Через несколько дней положение Тузарова станет ясным и недвусмысленным.
Прошло несколько дней, но посыльного от Джабаги не было.
В саду у Емуза полностью осыпались розовые лепестки яблоневого и сливового цвета. Солнце пригревало все сильнее, а тени под деревьями становились все гуще.
Склоны ближних нагорий теперь полностью утонули под сплошными зелеными купами дубняка, чинарника, дикой груши и ольхи.
Чегем бурливо вздулся меж утесистых берегов, побурел и озлобился. Значит, высоко в горах началось таяние снегов, а тут еще опрокинулась в небе какая– то посуда – и на землю обрушился ливень. Тесно становилось реке в своем ложе того и гляди снесет перекинутые через нее шаткие мосты. Чегем глухо ревел – особенно громко по ночам – и с грохотом тащил по неровному дну огромные валуны.
Кубати подолгу возился в кузне у Емуза: то помогал мастеру, то работал над своими поделками. Каждый день они с Канболетом совершали прогулки по лесу, где упражнялись в стрельбе из лука. Чаще всего они ходили наверх, по «их» склону ущелья, на то место, где встретили Нальжан.
Канболет, не слишком разговорчивый и раньше, теперь почти все. время молчал. Помалкивал и Кубати. Казалось, они думают об одном и том же и как-то по-новому присматриваются друг к другу.
Нечто новое можно было заметить и в отношениях между Нальжан и Саной. Девушка будто хотела спросить о чем-то важном у тетки, но не решалась. Видно, слов подходящих не находила. Вот если бы тетя догадалась сама и ответила тоже не словами, а так, чтобы ответ можно было бы прочесть по ее глазам… Но в глазах у Нальжан стали появляться совсем уж необычные узоры: то промелькнет на едва уловимое мгновение беспомощная растерянность, а то гораздо чаще – и них застывает несвойственная для Нальжан упрямая строгость.
Веселой девчонке Сане жилось, конечно, куда легче и приятнее, чем ее уже не юной тетке. Ведь юность пьет взахлеб радости раннего солнечного утра и не думает о том, какая погода наступит к полудню и не грянет ли гроза к вечеру.
Вот и сейчас наша Сана, до предела счастливая, с тайным торжеством сжимает в кулачке кольцо с четырьмя зернышками бирюзы, которое смастерил Бати. Ах, если бы кто видел, как вдруг задрожали его руки, когда он сам пожелал надеть колечко Сане на палец и взял ее руку в свою! Он бросил тогда колечко ей в ладонь, сказал что-то неразборчивое и быстро скрылся в саду. Сана с тех пор и носит подарок зажатым в кулаке. А если для какого-либо занятия ей понадобятся обе руки, девушка прячет перстенек за щеку. Но об этом она в жизни никому не проговорится.
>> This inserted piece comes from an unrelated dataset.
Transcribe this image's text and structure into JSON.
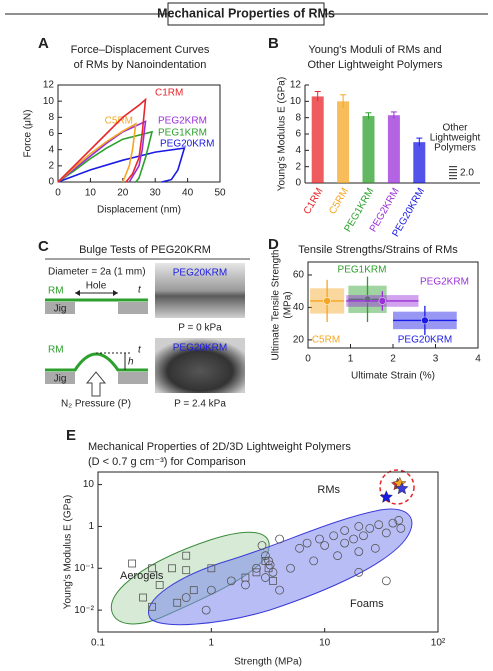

В это время Нальжан вновь переживала вчерашний короткий разговор с Канболетом. Она не заметила, как он подошел к ее кухне. Чувствуя чье-то присутствие, она обернулась и увидела, что он стоит рядом и смотрит на нее. Она не знала, сколько времени он уже тут стоит и вот так смотрит. Она смутилась и, кажется, побледнела. А в его лице было… Что же такое в нем было? Потом Канболет чуть виновато улыбнулся и надвинул шапку на самые брови.
– Скажи мне, Нальжан! Когда шапка на моей голове будет вот так – это лучше или хуже?
– Возраст у тебя, сын Тузарова, вполне уже годится для того, чтобы край твоей шапки касался обеих бровей [64],
– ответила Нальжан после некоторого размышления.
– Я тоже так считаю, Нальжан, – вздохнул Канболет.
– Не хочешь ли ты, чтобы я подсказала тебе, на чьих крышах сидят сороки?
– Нет, – решительно сказал Тузаров. – Не подсказывай. Мне не нужно знать, в чьих домах есть невесты.
Вот и весь хабар. Канболет снова сдвинул шапку наискосок и ушел в дом. Ушел и тоскливую боль оставил в груди у Нальжан.
Слово созерцателя
1. Давно замечено: если земля хороша, то нравится она не только тем, кому принадлежит.
2. Замечено также, что принадлежит она обычно плохим хозяевам.
3. И еще замечено: эти хозяева обязательно в чем-то провинятся перед соседями.
Ведь они обязательно не ту песню запоют, не так лошадь оседлают, загрустят не вовремя, развеселятся не к месту. Учить их надо. А за науку пусть платят.
С более сильными соседями не хочется спорить. Хорошо, хорошо – ваши речи умнее, ваша религия самая лучшая. Не лучшая, а единственно правильная, вы говорите? Ладно, согласны.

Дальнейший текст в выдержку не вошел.